On kestrel.markets, the commercial platform, bounded risk surfaces as the envelope, the one authorization primitive: {scope, budget, ceiling, expiry, revocation}. The moment authority is granted, a term-sheet approval URL shows worst case in dollars for the scope being authorized. And the controls obey the same L0 rule: sliders may only tighten. You can drag the budget down; you cannot drag it past the ceiling you were granted. One-tap revocation and mandatory expiry are part of the same primitive.

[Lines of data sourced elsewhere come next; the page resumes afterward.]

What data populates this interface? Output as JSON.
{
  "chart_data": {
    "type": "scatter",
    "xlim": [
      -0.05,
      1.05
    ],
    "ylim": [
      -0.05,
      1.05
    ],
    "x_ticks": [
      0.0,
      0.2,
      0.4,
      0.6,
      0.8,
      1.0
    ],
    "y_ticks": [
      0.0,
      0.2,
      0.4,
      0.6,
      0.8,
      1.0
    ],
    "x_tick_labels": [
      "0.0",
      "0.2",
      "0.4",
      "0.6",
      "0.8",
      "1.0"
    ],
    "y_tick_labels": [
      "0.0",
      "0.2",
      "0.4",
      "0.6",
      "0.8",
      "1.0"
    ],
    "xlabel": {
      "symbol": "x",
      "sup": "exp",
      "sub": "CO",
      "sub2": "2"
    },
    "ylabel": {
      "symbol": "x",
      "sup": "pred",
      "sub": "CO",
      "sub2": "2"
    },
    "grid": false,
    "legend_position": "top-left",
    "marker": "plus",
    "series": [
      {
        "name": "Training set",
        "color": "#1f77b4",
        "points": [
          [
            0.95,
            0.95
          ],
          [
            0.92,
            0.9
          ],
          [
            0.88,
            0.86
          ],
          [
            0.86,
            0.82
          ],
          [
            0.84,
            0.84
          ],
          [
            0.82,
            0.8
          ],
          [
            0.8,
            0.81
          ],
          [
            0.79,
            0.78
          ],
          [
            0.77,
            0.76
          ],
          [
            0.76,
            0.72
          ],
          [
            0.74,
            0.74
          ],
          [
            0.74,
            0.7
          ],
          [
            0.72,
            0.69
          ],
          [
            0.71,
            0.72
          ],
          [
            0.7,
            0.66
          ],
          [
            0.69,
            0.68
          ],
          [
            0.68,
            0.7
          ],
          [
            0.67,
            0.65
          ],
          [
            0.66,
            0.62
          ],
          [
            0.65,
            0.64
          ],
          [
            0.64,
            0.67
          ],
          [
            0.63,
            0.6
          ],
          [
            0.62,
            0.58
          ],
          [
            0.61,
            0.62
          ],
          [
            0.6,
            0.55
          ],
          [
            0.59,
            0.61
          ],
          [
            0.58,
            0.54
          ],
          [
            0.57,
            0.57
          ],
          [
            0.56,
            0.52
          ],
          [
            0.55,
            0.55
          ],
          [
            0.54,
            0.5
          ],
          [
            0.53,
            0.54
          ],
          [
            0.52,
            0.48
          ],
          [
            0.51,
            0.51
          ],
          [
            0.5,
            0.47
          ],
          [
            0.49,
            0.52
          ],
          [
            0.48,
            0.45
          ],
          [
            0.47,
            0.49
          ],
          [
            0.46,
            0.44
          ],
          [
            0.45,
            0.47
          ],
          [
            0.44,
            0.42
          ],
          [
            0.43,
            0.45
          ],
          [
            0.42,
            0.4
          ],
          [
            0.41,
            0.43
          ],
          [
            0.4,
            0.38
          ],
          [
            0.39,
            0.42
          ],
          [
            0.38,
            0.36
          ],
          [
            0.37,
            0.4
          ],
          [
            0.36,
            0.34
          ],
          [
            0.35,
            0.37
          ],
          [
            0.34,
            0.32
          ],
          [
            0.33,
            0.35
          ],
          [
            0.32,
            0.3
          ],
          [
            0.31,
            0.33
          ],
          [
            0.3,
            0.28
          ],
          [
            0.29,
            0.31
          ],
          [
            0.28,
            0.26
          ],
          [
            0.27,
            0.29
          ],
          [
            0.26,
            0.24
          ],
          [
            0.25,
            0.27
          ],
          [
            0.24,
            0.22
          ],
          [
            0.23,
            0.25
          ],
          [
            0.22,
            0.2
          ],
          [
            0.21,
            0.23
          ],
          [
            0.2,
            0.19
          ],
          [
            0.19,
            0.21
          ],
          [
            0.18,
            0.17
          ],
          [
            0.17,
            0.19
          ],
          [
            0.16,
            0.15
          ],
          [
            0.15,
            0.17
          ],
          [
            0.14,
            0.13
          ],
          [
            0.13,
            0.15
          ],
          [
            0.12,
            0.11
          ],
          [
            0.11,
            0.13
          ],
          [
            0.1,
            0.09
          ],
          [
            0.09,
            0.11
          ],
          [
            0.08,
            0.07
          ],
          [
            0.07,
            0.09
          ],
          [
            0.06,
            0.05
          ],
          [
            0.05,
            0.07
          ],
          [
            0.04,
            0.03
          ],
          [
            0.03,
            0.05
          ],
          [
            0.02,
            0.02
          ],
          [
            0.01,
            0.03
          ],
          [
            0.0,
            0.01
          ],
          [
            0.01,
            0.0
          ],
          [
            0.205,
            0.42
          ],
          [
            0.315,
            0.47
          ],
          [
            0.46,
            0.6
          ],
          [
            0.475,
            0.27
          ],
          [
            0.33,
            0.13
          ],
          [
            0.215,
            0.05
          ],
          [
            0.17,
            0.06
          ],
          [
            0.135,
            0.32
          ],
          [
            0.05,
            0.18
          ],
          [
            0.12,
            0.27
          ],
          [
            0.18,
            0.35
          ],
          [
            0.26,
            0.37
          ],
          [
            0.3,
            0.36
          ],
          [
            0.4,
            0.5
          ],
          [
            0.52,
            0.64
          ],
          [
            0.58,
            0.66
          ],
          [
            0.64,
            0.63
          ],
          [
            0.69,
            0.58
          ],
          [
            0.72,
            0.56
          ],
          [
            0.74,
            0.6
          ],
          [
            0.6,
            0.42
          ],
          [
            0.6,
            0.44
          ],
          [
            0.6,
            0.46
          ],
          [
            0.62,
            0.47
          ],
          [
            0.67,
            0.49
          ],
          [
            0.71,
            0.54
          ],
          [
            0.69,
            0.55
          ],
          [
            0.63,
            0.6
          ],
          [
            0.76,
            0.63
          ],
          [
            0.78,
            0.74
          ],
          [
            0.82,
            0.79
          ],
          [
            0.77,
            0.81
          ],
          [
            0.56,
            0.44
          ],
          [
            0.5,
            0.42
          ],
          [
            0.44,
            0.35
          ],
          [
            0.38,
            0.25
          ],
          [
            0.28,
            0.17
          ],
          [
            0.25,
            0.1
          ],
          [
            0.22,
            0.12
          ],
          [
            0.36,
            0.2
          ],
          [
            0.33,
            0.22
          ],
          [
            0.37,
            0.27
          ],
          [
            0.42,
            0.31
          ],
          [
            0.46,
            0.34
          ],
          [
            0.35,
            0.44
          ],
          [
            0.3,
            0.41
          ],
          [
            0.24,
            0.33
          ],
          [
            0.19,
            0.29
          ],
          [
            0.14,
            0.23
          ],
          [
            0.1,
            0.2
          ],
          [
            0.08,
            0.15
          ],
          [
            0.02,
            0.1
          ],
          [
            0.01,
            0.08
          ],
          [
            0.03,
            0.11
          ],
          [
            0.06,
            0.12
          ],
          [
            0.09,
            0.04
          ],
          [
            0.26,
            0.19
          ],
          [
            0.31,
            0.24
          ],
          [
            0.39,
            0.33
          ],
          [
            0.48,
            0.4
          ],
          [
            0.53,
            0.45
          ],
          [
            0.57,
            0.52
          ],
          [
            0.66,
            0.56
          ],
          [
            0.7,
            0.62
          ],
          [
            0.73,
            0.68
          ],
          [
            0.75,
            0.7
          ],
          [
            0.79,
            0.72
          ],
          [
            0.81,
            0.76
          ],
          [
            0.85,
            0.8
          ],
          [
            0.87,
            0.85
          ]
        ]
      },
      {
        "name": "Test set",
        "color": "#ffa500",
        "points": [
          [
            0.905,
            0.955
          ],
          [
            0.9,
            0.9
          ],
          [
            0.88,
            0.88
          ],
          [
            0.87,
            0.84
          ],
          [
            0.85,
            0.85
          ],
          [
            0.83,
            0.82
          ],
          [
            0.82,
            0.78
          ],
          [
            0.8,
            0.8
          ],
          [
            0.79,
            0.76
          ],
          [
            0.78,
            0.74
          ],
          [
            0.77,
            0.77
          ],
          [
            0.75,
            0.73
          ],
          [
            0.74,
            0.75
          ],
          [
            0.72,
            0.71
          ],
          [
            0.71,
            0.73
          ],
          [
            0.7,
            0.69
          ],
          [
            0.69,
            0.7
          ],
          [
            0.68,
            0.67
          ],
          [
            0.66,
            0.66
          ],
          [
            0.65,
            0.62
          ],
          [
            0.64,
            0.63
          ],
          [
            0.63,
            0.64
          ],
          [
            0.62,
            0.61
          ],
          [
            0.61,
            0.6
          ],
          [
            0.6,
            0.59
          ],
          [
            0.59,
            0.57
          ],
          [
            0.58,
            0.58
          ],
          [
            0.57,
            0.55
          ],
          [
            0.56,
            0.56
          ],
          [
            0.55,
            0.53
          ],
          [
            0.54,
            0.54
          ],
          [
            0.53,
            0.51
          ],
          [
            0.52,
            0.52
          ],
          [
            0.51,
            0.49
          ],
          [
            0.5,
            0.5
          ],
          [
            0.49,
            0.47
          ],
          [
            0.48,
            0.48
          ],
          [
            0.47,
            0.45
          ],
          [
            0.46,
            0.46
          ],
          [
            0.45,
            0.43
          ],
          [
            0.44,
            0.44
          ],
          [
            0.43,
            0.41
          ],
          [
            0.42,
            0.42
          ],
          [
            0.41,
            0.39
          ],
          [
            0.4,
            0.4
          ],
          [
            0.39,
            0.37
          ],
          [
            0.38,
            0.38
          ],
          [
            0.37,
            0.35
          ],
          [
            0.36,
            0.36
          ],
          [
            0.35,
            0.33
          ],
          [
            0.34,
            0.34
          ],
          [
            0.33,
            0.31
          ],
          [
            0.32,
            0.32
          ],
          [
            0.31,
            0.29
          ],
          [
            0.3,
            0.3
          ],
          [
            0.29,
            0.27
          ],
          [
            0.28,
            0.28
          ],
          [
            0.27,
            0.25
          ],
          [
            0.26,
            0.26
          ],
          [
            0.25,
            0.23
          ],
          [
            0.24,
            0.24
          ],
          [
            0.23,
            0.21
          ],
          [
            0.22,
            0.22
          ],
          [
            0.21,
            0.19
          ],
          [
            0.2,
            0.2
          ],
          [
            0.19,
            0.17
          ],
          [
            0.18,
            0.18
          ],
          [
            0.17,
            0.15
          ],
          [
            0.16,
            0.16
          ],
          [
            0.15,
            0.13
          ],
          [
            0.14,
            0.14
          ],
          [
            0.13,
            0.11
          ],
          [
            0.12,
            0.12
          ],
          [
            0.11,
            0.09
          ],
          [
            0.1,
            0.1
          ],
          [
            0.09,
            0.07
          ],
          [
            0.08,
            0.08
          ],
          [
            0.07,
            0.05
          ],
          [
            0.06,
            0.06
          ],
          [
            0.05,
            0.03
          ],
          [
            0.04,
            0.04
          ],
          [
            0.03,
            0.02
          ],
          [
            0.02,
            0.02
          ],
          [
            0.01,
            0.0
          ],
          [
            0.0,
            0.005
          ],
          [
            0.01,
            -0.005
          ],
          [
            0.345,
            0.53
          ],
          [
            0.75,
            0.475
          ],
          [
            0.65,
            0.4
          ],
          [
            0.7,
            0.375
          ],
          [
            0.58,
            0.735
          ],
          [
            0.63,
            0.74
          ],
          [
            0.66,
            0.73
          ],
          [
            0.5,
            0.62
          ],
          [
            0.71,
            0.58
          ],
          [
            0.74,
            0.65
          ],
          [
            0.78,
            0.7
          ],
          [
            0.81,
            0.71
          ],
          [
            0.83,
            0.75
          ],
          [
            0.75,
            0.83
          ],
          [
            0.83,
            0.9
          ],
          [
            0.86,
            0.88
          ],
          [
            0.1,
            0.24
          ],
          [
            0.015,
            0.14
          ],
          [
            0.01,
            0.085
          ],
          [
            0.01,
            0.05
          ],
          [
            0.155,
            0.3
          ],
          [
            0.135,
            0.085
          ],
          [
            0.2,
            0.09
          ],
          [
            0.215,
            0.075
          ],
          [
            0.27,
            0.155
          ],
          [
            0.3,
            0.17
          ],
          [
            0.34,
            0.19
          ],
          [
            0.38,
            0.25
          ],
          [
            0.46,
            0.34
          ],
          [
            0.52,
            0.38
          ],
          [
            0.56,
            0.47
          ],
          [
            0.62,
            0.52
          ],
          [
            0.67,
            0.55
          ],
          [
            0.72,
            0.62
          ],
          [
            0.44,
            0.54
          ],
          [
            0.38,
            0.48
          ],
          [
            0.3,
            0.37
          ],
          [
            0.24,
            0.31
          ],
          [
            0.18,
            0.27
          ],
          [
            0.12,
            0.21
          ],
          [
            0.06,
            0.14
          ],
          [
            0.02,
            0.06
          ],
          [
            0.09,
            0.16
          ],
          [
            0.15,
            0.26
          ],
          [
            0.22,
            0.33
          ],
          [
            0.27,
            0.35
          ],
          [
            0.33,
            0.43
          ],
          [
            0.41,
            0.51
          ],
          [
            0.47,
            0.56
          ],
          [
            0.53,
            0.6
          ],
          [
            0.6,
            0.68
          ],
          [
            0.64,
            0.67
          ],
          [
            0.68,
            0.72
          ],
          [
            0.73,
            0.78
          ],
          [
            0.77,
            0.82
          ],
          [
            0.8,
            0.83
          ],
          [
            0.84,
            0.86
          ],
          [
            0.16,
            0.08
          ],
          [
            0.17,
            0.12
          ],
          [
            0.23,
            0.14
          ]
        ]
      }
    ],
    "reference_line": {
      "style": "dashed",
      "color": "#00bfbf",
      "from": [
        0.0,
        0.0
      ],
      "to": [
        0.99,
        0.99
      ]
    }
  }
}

The envelope is also two-signer. A wallet may sign commerce-only scopes (data, sim, paper), but a human must sign any legal, broker, or LIVE scope. LIVE is a platform-enforced singleton: at most one live authority per pod lineage. So the worst-case-in-dollars you approve is the worst case the runtime will honor, and the path to real money always crosses a human signature.

Where this is not the right fit

Bounded-risk-as-a-type is honest about its edges:

  • Unbounded discretion. If your intent is "let the model trade freely and see what happens," Kestrel will fight you at author time: every plan needs a budget and bracket. That friction is the point, but it is friction.
  • Strategies whose risk genuinely can't be pre-stated. Some books (certain naked-short or path-dependent exposures) have a worst case that isn't cleanly expressible as nR with a bracket. Kestrel makes you encode a bound anyway; if the honest bound is "very large," it will say so rather than hide it.
  • Today's maturity. The type-level bound and the POD tree are core to the language. As of mid-2026: anonymous trial sims, certified Grades, shareable proof URLs, and 402 Offers with Stripe settlement are live; always-on paper presence and the human-signed live path are in build. The free tier needs no signup. The full two-signer envelope, term-sheet URL, and LIVE singleton are platform surfaces still in build. We would rather say that than imply it all ships today.

Illustrative throughout: the plan above is how an agent could express a fade, not a recommendation. Deploy a template into your pod and you arm it. This is not investment advice.

Why put the bound below the agent at all

Because intelligence is getting cheaper and capital is not. Host the scarcity, rent the genius. The scarce, dangerous thing is trading authority over real money, so the bound on that authority belongs in the layer that stays constant while models come and go, not in the model's reasoning that changes with every release. An agent can be brilliant or broken; L0 clamps both to the same dollar ceiling. That is what it means for risk to be a type rather than a promise.


Bounded risk is a type, not a promise: L0 can clamp or veto anyone including the agent, and it may never open risk, so the worst case is knowable in dollars before the first order.